William Gilbert, another medical author, was the father of a more famous son, W. S. Gilbert, the dramatist and librettist. The former wrote a number of non-fiction works, usually concerned with the conditions of the poor, and then achieved considerable success with the novel Shirley Hall Asylum, told from the point of view of a lunatic.
The narrator does not consider himself to be insane, but merely overstressed by the problems and expense of inventing a perpetual motion device, first for ships and then for locomotives. He settles in at Shirley Hall, a private asylum with two buildings, one for the seriously ill, the other for people who appear at first acquaintance to be well, but later turn out to be ‘monomaniacs’. In charge is the assistant physician Dr Meadows, a ‘talented, amiable man, [who] treated those whose misfortunes had placed them under his care with the greatest skill, kindness, and consideration.’ He tries, in the best fashion of the time, to treat his well-bred patients as guests, or part of a family. In the narrator's view, however, the doctor is no less a monomaniac, being obsessed with building and improving an organ, which is gradually taking over his study.

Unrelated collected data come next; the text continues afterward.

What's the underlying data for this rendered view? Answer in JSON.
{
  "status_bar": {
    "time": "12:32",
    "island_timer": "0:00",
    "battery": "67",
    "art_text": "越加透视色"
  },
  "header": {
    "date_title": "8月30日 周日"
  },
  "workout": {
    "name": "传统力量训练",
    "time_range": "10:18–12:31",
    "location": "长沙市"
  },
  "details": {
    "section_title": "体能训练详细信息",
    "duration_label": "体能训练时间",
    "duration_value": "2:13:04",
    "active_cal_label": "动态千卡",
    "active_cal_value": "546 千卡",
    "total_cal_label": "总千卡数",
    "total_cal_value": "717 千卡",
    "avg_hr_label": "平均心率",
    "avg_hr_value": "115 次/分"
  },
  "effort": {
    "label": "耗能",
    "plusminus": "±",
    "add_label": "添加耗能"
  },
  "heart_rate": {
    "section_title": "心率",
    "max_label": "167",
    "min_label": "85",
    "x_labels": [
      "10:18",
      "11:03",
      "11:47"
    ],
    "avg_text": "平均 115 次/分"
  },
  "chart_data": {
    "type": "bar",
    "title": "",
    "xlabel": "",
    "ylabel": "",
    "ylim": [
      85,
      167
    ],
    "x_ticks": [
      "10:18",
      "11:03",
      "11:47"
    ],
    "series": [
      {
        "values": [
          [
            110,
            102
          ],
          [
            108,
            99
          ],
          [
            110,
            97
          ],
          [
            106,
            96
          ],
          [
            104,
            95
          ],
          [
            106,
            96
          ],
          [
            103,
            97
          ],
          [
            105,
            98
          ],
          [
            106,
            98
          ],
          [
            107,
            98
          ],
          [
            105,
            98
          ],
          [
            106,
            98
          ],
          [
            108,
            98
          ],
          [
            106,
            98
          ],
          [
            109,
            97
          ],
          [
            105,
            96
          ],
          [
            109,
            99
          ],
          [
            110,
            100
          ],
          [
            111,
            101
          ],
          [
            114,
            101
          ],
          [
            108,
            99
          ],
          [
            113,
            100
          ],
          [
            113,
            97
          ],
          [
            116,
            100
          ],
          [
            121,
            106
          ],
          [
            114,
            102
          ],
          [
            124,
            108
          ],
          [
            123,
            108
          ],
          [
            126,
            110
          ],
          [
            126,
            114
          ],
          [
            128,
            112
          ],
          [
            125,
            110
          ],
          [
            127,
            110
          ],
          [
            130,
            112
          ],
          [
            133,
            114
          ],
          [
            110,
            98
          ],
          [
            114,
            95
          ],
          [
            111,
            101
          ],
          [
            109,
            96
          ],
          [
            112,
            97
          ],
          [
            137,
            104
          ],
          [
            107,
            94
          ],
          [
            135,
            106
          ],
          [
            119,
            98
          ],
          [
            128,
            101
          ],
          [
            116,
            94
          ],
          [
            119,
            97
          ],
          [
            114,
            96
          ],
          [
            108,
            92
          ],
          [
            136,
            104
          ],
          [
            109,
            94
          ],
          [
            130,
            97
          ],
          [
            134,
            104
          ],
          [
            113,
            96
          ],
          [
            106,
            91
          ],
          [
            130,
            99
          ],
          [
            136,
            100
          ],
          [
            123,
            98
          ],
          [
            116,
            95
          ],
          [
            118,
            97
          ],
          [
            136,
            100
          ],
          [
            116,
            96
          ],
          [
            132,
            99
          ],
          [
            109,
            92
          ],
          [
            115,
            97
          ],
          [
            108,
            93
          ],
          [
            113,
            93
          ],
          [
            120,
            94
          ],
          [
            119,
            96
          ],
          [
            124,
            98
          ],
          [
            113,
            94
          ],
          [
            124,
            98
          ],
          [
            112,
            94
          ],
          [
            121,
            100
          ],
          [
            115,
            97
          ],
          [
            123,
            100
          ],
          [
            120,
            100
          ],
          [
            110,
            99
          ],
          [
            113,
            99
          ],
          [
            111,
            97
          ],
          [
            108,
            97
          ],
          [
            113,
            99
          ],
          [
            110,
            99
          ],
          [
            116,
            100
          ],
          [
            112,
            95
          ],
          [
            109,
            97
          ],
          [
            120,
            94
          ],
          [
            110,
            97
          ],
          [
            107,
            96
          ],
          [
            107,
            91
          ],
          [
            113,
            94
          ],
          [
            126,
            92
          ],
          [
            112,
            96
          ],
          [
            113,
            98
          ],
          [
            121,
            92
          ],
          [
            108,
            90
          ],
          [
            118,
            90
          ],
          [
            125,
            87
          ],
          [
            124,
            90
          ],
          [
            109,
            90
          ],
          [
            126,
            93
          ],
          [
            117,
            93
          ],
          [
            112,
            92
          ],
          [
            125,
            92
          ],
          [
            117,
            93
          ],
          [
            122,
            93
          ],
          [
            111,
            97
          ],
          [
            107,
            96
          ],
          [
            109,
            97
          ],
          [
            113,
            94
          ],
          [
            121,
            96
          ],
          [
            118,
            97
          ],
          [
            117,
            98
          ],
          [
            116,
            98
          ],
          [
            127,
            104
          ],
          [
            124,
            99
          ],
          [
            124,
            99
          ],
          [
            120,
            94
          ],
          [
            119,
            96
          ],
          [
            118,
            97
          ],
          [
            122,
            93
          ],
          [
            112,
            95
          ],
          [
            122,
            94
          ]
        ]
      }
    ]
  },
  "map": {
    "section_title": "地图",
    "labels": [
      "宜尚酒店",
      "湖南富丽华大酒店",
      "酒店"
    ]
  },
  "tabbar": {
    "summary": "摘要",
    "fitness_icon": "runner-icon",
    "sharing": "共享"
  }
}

The doctor and the narrator are soon on good terms, which provides the opportunity for recounting the stories of many of the patients, mostly somewhat absurd, even though the symptoms have frequently been triggered by bereavement. Indeed, the general tone seems to be set by one of the inmates, labelled ‘the cynic’, who is unable to control his urge for mockery because of a lifetime of minor disappointments.
Eventually Dr Meadows’ good humour deserts him, as the requirements of his hobby outpace his income: ‘from being excessively courteous and patient, he became extremely caustic and irritable’. The narrator leads an unsuccessful patient revolt, and then decides to escape. While at large, however, he becomes depressed at the feats of the spiritualist levitator Mr Home, whose command of mechanical forces seems so much greater than his own. He concludes that this must be Satanic and, convinced Home is pursuing him, he takes refuge in another asylum. The reader is not informed of the fate of Dr Meadows.
Harrington Tuke, writing on ‘Monomania’ in this Journal's predecessor in 1867, clarified that the term, coined by Esquirol, was etymologically misleading: it was generally applied to cases of partial insanity including melancholia. Cases of a single fixed delusion, with cheerfulness, were rare but could include ‘believers in the ghostly power of Hume [sic]’, though this was not necessarily a sign of disease. Dr Gilbert clearly preferred the popular to the medical view.